Als Jörg Schönbohm erklärte, er wolle seine politische Karriere in Brandenburg fortsetzen, mussten manche in Berlin lächeln. Das klang zu abenteuerlich, zu naiv, zu trotzig.

Als Jörg Schönbohm erklärte, er wolle seine politische Karriere in Brandenburg fortsetzen, mussten manche in Berlin lächeln. Das klang zu abenteuerlich, zu naiv, zu trotzig. Der Innensenator hatte sich als PDS-Gegner in Stellung gebracht; er bezog zwar ein Haus in Kleinmachnow, blieb aber ein Mann des Westens; er hatte sich schmeicheln lassen von den innerparteilichen Gegnern Eberhard Diepgens und manövrierte sich geblendet ins Abseits. Dieser Mann wollte Stolpe herausfordern und die märkische CDU auf Vordermann bringen? Wie denn?

Heute lächelt nur noch Schönbohm. Stolpe ist zwar nicht geschlagen, aber angeschlagen; die CDU ist zwar nicht führende Kraft im Land, wird aber zum ersten Mal seit 1990 richtig geführt. Und Schönbohm selbst? Mit dem Wechsel scheint aus ihm ein anderer Politiker geworden zu sein.
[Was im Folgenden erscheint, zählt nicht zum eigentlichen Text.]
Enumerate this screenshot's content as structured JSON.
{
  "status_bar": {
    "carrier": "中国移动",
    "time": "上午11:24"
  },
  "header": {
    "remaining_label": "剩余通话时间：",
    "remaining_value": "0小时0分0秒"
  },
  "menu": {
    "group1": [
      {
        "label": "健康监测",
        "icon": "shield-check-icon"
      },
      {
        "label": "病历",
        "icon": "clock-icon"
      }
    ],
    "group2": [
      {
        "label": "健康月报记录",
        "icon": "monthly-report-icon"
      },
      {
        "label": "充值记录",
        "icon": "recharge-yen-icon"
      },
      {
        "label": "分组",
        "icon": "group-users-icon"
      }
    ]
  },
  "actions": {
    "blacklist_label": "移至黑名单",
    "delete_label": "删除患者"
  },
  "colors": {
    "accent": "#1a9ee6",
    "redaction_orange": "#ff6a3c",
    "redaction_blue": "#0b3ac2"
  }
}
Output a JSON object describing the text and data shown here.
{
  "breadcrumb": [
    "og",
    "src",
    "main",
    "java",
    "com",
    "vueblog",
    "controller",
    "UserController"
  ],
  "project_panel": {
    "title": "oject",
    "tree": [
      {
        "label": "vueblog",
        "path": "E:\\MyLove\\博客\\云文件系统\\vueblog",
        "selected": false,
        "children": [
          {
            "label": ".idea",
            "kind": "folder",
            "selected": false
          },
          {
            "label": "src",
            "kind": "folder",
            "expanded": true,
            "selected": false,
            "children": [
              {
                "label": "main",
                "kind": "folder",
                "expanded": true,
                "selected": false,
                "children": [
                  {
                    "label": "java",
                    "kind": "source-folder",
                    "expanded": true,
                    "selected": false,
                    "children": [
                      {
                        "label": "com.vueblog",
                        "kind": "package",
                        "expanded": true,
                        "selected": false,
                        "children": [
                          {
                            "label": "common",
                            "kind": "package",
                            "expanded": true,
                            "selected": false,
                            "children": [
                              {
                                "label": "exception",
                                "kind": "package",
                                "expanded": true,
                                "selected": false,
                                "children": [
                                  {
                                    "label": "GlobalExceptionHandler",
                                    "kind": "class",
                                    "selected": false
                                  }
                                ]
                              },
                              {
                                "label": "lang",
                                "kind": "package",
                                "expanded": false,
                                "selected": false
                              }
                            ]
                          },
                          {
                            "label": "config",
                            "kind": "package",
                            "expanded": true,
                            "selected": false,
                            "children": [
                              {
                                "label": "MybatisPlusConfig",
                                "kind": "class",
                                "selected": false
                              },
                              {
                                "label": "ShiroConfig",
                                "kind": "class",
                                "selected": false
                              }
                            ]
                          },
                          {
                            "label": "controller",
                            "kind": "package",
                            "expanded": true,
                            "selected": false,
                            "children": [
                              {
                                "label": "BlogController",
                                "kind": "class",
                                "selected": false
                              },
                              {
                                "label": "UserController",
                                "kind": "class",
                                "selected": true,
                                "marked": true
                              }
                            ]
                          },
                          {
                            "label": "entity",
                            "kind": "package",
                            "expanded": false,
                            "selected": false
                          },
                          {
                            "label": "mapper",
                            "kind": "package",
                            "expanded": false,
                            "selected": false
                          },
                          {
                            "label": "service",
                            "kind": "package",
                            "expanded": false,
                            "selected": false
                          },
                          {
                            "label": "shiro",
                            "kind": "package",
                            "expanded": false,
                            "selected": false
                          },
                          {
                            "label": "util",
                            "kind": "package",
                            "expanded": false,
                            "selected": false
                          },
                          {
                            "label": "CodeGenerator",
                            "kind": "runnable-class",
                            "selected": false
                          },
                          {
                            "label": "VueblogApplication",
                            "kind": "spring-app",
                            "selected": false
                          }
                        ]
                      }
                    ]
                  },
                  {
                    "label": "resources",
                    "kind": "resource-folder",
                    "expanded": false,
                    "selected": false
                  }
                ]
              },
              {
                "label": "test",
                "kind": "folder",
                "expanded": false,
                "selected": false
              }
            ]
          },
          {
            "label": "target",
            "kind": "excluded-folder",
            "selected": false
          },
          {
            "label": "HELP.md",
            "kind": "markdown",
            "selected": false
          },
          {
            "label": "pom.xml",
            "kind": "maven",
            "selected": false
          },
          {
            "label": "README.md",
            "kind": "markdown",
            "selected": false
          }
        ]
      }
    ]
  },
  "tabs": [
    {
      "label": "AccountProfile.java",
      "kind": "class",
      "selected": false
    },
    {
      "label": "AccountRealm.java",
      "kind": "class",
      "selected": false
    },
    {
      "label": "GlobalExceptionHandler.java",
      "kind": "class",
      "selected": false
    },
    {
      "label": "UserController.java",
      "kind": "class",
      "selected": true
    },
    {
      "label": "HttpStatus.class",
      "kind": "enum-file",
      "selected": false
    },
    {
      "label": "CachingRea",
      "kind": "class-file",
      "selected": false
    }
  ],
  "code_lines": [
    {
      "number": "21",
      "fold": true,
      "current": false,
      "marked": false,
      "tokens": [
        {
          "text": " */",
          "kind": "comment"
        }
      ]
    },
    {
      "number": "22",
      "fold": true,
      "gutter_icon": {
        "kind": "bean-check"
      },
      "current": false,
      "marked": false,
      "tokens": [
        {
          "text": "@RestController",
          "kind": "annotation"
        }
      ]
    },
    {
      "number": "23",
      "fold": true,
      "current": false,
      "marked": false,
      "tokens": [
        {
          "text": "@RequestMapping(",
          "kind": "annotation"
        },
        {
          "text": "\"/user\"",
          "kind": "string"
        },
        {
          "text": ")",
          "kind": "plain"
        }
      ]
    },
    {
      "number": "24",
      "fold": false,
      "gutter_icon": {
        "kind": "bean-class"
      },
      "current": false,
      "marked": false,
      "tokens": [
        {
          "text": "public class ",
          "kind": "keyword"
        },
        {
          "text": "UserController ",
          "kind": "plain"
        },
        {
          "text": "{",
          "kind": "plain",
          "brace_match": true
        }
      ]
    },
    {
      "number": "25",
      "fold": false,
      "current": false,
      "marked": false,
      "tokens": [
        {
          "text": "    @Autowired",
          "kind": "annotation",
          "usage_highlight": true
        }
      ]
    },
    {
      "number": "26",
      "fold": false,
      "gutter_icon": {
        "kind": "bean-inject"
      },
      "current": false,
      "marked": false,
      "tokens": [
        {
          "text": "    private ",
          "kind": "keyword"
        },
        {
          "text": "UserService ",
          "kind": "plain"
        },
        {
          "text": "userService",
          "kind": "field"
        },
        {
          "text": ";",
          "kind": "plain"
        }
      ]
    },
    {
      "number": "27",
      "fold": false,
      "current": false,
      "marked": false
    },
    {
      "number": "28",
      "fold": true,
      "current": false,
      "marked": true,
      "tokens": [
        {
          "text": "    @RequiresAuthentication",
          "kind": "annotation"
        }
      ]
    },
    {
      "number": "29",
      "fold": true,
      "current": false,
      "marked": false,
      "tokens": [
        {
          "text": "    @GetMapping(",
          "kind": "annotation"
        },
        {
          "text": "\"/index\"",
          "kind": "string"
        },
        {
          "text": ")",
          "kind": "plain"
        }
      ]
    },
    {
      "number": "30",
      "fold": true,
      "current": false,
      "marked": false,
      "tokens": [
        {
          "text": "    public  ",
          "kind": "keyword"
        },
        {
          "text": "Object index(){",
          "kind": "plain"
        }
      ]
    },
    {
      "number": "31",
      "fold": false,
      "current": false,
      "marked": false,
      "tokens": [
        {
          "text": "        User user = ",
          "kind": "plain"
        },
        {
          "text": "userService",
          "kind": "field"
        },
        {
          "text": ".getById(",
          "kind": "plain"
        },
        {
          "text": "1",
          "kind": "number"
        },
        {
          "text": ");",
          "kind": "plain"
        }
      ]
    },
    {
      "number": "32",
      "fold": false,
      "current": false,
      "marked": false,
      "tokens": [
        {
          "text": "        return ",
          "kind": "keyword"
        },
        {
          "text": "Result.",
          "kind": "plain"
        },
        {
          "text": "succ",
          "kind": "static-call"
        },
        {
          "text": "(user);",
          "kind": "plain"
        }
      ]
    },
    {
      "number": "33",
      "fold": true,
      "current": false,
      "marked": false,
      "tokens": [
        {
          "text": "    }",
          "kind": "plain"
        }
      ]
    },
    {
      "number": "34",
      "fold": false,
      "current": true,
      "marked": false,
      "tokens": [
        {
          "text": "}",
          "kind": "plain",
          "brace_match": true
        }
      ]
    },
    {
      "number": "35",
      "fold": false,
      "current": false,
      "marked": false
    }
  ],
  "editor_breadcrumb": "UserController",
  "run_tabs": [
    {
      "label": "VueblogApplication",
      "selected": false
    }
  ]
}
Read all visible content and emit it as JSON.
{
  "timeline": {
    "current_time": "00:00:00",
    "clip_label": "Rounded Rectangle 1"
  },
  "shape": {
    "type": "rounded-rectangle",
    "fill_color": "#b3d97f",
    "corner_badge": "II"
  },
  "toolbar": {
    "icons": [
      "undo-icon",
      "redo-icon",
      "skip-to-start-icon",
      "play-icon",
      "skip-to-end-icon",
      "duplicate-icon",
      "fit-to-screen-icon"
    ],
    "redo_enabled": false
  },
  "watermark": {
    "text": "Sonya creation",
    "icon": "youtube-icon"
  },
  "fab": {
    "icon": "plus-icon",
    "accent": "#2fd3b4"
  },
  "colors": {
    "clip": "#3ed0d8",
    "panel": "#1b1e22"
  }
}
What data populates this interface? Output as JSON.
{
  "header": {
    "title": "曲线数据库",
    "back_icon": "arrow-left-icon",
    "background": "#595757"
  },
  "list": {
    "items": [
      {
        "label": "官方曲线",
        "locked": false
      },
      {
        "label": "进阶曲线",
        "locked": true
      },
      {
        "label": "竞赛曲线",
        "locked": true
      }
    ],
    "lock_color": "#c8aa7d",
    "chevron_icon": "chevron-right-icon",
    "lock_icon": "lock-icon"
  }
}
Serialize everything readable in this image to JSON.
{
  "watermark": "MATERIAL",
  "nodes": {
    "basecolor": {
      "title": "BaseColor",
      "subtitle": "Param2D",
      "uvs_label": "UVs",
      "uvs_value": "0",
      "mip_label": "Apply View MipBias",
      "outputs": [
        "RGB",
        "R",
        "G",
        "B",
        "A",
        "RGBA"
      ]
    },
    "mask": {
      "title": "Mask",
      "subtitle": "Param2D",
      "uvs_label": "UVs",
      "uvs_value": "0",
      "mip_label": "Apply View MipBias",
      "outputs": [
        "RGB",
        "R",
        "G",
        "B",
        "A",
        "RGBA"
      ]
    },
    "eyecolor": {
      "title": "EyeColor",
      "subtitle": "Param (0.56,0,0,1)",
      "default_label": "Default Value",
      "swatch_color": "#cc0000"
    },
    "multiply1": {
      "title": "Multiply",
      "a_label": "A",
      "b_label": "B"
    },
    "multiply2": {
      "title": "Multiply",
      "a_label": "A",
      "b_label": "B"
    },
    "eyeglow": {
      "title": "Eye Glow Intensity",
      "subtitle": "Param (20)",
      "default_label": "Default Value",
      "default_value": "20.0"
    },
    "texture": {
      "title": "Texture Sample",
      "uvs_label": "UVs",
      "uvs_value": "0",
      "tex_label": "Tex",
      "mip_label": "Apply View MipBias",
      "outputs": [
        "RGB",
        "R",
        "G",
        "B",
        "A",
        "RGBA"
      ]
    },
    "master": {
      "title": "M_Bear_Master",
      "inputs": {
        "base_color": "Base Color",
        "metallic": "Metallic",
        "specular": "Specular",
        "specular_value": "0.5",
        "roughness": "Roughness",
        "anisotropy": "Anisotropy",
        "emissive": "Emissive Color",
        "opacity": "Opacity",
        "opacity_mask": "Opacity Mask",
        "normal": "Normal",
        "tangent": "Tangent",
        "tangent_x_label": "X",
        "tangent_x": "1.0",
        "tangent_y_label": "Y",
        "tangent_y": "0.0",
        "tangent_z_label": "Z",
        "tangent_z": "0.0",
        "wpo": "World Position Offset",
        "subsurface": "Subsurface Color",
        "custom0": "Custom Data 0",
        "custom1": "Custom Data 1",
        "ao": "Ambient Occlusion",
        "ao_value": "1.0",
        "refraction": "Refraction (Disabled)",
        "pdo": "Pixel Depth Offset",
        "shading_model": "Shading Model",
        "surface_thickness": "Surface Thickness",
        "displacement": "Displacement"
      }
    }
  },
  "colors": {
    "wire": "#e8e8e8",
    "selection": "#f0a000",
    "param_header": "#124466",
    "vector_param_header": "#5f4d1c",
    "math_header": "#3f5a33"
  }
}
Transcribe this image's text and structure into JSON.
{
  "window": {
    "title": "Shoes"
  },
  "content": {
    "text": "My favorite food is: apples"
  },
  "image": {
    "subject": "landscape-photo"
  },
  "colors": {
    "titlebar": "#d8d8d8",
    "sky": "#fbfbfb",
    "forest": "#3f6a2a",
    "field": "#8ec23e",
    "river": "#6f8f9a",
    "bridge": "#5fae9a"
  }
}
Schönbohm bescheinigt der PDS, langsam in der Bundesrepublik "angekommen" zu sein; früher hätte er den Blick zuerst auf die Gruppen der Partei gelenkt, die seiner Ansicht nach verfassungsfeindlich wirken. Schönbohm warnt vor Rechtsextremismus und kritisiert Richter, die seiner Ansicht nach Fremdenfeindlichkeit nicht hart genug ahnden; früher hätte er zunächst gemahnt, nicht den Linksextremismus zu vergesssen. Schönbohm spricht von Augenmaß und Sensibilität; früher hat er beides bisweilen vermissen lassen. Ist Schönbohm wirklich ein anderer geworden? Oder ist die erkennbare Veränderung nur die Folge des Bemühens, immer das zu sagen, was dort, wo man gerade ist, am liebsten gehört wird?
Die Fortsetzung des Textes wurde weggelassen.